Reyhanlı’daki patlamaların ardından “hükümetin yanındayız” demek, “madem barış süreci başladı, biz bu süreç boyunca, süreci bozucu adımlar atılmadıkça, her şeyi sineye çekeriz” demek. Kürt sorunu, diğer bütün başlıkların üstünde, çözümü halinde her sorunun çözüleceği bir sorun olarak görülürse, böyle denecektir, elbette.

Bir olasılık, patlamaların süreci baltalama amacı taşıdığı düşünülüyordur böyle düşünülmüyorsa, Reyhanlı protestolarının abartılı, ölçüsüz, bir noktadan sonra gereksiz olduğuna inanılıyordur.

Demokratikleşme ve barış…

Kürt sorununda “çözüm” için adım atıldığı ileri sürülüyor.

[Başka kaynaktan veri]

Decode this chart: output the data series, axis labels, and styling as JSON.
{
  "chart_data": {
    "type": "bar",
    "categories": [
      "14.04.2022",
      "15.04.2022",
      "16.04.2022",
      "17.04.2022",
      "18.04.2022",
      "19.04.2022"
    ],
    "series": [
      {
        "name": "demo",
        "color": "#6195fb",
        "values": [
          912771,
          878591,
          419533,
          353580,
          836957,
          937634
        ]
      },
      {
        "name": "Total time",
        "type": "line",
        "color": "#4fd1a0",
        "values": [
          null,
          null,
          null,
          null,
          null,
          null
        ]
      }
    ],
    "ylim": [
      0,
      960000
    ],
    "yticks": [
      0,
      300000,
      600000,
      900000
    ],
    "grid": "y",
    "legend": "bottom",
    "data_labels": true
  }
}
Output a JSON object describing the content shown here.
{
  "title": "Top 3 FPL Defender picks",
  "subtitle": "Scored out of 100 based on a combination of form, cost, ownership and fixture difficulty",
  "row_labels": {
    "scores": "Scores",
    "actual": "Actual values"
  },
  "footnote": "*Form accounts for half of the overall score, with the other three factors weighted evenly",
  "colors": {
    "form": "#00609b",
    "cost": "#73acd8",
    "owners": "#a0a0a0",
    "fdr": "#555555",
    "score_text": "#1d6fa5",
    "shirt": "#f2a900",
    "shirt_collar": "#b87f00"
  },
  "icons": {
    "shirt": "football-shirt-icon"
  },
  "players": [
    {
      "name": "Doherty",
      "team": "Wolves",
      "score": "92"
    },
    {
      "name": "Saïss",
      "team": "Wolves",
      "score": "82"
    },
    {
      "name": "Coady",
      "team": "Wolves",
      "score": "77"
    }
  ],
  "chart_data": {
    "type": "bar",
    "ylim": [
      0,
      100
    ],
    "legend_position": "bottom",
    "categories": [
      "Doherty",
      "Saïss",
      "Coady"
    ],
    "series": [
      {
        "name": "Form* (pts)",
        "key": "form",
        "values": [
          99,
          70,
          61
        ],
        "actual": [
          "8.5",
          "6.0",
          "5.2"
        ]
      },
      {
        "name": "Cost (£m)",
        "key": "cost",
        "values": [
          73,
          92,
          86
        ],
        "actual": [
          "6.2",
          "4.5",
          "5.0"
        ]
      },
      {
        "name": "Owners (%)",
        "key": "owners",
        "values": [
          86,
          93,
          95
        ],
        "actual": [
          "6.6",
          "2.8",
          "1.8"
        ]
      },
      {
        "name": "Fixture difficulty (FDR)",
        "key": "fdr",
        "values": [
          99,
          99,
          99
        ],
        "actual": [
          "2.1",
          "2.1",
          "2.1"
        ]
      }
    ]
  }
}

Herkes “barışın dili”yle konuşulması gerektiğini söylüyor. Barışın diliyle konuşalım. Ancak Türkiye’de şu anda “barış” iklimi mi var, yoksa “savaş”ın ayak sesleri mi duyuluyor?

Türkiye süreç başladığından beri daha “demokratik” bir ülke mi, yoksa siyasi iktidar her geçen gün daha pervasız bir saldırganlık mı sergiliyor?
İşte dün olanlar…

Yasal bir greve karşı, binlerce polis havaalanlarını işgal etti.

Reyhanlı’daki patlamaları protesto eden öğrencilere öldüresiye saldırıldı, ağır yaralananlar var.

Yoksa işçilere ve öğrencilere “barışın dili”yle konuşmayı bilmedikleri için kızmalı mıyız?